On April 1, around 120 prisoners "melted" their way out of the "secure" accommodation block by applying toasters stuffed with clothing and other materials to internal walls constructed of lexen — a transparent substance designed to withstand the application of force, but evidently not heat. They gained control of the central officers unit and entered a lower security "residential" section, where they were joined by hundreds of other angry prisoners.
Tactical response officers used dogs and gas to force the prisoners back in their cells, where they have been "locked down" indefinitely, unable to access telephones.
Woodford was designed for a "non-smoking" policy, with lexen walls instead of bars. Prisoners were offered nicotine patches at a cost of $42 for a three-week supply (prisoners earn $2-3 per day). When prisoner and officer unrest over the ban peaked in the first week of the centre's operation, management designated a small number of outdoor smoking areas for use between 7am and 7pm.
Prisoners Legal Centre solicitor Karen Fletcher told Green Left Weekly this was only one of the prisoners' grievances. "Prisoners in the kitchens are working 11 hour shifts for $3 a day. On the first day nobody received food for 24 hours and officers didn't know which button to press to open which door. Education and other programs are still not in place and everyone out there is bored, hungry and really pissed off — and they can't even have a smoke! This incident has been brewing for a long time, and it will be followed by more. All the tough talk in the world will not stop prisoners jacking up when they are treated so badly."
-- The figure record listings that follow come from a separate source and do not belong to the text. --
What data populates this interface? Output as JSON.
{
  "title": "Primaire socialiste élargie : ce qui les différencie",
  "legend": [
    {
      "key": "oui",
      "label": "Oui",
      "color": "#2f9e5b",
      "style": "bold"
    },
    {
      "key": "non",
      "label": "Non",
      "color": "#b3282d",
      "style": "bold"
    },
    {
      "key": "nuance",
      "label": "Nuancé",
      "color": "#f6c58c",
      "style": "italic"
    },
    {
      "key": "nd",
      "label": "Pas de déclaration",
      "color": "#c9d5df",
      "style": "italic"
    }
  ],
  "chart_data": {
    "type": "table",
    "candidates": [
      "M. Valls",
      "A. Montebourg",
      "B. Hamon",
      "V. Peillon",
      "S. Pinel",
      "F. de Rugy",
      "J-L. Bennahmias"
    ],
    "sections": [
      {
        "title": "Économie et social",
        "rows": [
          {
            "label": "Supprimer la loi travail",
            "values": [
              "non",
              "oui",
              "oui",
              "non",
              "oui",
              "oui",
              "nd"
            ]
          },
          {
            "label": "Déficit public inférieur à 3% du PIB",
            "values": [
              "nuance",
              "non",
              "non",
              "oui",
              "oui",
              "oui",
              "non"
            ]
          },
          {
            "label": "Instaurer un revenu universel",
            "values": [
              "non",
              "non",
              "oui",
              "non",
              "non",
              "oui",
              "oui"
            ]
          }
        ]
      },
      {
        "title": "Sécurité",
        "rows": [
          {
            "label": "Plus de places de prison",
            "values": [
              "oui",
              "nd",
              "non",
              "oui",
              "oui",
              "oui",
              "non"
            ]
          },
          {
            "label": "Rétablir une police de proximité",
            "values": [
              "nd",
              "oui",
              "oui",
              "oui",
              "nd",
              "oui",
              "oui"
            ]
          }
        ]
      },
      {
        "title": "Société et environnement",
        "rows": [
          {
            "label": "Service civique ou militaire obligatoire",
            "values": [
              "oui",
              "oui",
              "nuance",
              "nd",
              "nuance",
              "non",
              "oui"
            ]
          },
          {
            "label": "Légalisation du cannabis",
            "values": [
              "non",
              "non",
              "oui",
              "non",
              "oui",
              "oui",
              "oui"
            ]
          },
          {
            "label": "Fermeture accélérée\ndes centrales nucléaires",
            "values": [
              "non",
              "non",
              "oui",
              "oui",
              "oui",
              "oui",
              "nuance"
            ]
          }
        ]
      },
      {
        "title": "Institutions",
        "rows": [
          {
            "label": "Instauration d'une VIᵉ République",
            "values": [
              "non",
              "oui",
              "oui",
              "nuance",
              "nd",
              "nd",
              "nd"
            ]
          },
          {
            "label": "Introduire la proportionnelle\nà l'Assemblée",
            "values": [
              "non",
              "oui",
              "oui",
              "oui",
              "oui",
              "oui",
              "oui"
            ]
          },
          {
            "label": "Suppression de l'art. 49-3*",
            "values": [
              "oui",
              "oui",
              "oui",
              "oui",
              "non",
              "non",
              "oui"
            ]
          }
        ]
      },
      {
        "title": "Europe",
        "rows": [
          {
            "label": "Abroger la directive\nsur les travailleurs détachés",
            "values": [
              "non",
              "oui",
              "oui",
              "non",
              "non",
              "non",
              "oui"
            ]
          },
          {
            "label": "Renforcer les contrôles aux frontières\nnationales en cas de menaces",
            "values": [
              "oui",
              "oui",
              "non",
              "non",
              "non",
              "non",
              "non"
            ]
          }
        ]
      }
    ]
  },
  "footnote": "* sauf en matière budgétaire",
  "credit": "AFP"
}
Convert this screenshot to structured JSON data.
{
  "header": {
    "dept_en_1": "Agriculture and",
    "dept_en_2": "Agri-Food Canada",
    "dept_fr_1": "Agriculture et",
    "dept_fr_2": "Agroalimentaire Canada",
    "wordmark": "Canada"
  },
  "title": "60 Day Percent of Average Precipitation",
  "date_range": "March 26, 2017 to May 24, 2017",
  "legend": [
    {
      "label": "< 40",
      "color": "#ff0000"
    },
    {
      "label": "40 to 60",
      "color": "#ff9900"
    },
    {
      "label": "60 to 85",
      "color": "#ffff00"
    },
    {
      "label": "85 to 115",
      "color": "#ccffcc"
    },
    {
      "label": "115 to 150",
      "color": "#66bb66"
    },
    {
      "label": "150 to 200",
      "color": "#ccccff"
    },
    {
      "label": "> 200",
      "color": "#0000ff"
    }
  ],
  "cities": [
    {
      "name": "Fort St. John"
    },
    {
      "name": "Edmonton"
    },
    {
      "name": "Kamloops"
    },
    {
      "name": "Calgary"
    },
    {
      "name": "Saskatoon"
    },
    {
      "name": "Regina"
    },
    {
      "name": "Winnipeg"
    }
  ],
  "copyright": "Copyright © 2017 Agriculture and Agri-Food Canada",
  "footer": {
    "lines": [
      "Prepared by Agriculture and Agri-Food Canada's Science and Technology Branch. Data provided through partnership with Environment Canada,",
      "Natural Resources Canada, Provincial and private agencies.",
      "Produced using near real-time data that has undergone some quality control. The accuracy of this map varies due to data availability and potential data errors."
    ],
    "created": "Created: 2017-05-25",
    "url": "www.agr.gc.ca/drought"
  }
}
Corrective services minister Russell Cooper has promised further jail terms of up to 14 years for prisoners found to have led the riot.
The incident is a major embarrassment to the Queensland Corrective Services Commission and state government, who have touted Woodford as state of the art and the model for a string of new prisons to be built over the next three years.
Around $95 million of the state's $108 million new capital works announced in December will be spent on new prisons. Queensland has the fastest growing imprisonment rate in Australia, growing from 89 per 100,000 in 1992-3 to 124 in 1995-6. Three years ago there were 2068 people in Queensland prisons. Today there are around 3528. The incarceration of these people costs Queensland taxpayers $45,000 per prisoner per year.
Changes to the Queensland Criminal Code and Penalties and Sentences Act passed on March 26 will swell prison numbers even further, denying parole to long-term prisoners until they have served at least 80% of their sentences (up from 50%) and introducing a number of new offences with "tougher" sentences. State opposition leader Peter Beattie "welcomed" the tougher penalties, saying only that the ALP would have added even more new offences to the code.
Responding to concerns that the government's "tough stance" on crime will cost taxpayers a fortune when public spending is being cut back in every other area, premier Rob Borbidge said that "the community — especially the families of victims of heinous crime — are happy to spend money on more prisons so that criminals can rot in hell".